Ser médico también implica reconocer cuándo una relación terapéutica ha dejado de ser saludable. Y entender que cuidar al paciente también significa cuidar la integridad de nuestra profesión, de nuestro juicio clínico y de nuestra responsabilidad.
Ayudar no significa aceptar cualquier condición. Ayudar también es saber poner límites cuando esos límites protegen a ambas partes. Porque la medicina solo puede ejercerse cuando existe un compromiso compartido: el del médico de brindar la mejor atención posible y el del paciente de participar responsablemente en su propio cuidado.
Solemos pensar que un buen médico debe poder atender a cualquier persona. Sin embargo, la experiencia enseña que la medicina no solo depende del conocimiento científico, sino de una relación construida sobre la confianza, el respeto y la responsabilidad compartida.
Hay pacientes con quienes esa alianza surge de manera natural. Escuchan, preguntan, participan y confían. También hay otros con quienes, por diferentes razones, esa relación nunca logra consolidarse. No porque sean malas personas o malos pacientes, sino porque la forma de entender la enfermedad, el tratamiento o el compromiso con la salud es diferente.
Cuando las indicaciones se cuestionan constantemente, se modifican por cuenta propia o se siguen solo parcialmente, el problema deja de ser médico y se convierte en una ruptura de la relación terapéutica. En ese momento, insistir no siempre beneficia a nadie.
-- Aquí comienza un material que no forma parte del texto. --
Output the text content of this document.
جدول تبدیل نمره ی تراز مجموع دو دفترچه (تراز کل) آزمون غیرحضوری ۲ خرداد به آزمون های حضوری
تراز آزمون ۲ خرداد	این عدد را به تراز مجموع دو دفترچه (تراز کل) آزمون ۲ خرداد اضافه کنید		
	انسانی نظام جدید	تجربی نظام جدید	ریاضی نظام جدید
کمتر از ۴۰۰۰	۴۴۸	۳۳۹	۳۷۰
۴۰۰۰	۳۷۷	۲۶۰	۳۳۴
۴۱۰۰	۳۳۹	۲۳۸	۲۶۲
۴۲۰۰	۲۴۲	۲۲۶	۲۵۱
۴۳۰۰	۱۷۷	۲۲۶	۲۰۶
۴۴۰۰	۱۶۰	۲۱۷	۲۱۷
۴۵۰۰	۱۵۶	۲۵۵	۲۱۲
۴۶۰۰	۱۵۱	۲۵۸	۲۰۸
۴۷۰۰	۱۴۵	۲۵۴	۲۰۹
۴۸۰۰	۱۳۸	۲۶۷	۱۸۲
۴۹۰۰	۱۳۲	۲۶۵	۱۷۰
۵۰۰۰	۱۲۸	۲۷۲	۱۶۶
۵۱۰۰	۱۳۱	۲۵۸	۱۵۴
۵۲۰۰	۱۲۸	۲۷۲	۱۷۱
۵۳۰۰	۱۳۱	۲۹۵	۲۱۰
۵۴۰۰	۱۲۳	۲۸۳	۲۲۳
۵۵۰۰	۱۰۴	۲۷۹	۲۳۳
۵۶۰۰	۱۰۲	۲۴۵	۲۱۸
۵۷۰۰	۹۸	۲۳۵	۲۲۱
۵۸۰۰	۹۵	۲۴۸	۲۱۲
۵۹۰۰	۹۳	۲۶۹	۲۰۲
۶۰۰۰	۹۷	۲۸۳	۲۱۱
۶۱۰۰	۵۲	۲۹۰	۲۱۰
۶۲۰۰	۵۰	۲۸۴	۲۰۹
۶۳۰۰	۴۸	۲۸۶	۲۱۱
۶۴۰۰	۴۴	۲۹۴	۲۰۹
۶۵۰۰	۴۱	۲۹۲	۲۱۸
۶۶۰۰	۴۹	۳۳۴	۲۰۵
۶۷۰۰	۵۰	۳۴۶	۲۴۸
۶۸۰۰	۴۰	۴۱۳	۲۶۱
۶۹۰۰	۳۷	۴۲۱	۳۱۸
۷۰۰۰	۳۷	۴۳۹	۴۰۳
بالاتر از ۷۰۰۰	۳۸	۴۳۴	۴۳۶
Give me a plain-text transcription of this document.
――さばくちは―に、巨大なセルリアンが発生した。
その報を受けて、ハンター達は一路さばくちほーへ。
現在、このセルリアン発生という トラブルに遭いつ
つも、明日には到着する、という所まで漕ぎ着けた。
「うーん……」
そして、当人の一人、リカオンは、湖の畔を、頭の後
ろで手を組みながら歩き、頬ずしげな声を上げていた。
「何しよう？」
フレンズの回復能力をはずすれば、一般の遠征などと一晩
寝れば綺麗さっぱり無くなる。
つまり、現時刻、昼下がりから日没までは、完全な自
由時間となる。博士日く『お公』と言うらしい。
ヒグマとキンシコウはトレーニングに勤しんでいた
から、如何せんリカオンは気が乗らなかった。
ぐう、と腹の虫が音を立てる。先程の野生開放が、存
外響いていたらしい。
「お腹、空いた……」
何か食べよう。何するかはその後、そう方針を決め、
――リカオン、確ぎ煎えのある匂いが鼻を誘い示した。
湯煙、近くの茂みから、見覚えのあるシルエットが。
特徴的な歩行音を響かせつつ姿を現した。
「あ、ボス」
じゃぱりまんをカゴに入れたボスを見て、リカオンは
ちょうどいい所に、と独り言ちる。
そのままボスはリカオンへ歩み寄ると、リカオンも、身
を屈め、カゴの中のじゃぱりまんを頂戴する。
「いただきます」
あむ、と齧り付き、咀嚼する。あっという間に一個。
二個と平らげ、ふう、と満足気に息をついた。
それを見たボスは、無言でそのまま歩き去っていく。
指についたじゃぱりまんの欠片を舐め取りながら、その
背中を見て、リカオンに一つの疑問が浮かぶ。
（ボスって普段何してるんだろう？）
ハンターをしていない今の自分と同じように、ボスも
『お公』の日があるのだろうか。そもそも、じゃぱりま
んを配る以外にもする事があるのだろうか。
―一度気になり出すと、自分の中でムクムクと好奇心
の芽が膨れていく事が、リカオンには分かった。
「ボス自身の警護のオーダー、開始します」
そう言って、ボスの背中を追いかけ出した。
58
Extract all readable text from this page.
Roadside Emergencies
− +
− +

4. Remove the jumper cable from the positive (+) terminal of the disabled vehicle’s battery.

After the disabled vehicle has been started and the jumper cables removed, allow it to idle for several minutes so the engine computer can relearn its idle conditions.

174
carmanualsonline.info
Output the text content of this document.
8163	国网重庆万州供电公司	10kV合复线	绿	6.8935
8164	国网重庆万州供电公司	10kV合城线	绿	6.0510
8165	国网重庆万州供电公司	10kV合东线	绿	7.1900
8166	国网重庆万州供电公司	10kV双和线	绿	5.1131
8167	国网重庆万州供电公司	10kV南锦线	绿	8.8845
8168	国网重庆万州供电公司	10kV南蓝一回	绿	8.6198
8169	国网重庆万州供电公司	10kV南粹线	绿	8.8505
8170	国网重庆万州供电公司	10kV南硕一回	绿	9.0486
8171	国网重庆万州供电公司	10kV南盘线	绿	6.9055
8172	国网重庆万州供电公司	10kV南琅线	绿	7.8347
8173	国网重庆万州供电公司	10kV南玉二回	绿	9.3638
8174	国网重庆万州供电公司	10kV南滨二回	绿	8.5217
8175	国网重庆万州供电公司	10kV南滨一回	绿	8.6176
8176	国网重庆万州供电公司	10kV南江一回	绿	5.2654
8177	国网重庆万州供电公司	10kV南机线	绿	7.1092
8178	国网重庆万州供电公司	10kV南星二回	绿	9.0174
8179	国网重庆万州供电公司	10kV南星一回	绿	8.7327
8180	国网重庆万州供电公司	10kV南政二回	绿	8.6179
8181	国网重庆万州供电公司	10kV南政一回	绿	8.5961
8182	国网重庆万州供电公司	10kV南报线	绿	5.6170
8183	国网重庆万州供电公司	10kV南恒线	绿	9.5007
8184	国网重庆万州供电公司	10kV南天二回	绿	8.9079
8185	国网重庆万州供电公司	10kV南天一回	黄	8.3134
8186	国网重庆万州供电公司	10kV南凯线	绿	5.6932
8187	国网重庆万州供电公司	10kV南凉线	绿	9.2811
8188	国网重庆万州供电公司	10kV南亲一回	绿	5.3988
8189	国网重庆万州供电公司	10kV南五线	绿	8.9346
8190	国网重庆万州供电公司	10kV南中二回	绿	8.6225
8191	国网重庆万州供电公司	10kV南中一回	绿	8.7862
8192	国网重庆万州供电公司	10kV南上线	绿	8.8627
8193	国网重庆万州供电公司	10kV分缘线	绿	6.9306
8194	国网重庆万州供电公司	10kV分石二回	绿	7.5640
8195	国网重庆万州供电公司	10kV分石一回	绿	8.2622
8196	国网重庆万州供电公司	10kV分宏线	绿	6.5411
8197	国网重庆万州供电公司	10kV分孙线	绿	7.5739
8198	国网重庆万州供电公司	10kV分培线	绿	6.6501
Reconocer que no somos el médico adecuado para un determinado paciente no es un fracaso. Es un acto de honestidad y de ética profesional. Porque el objetivo nunca debe ser conservar pacientes a cualquier costo, sino garantizar que reciban la mejor atención posible, aunque esa atención continúe con otro colega.
La medicina no consiste en tener siempre la razón, sino en construir una alianza donde ambas partes asumen su responsabilidad. Sin esa alianza, ningún tratamiento, por innovador que sea, puede alcanzar todo su potencial.
A veces, el acto más responsable que puede hacer un médico no es decir “continúa conmigo”, sino decir “mereces un médico con quien puedas construir esa confianza”. Y eso también es cuidar.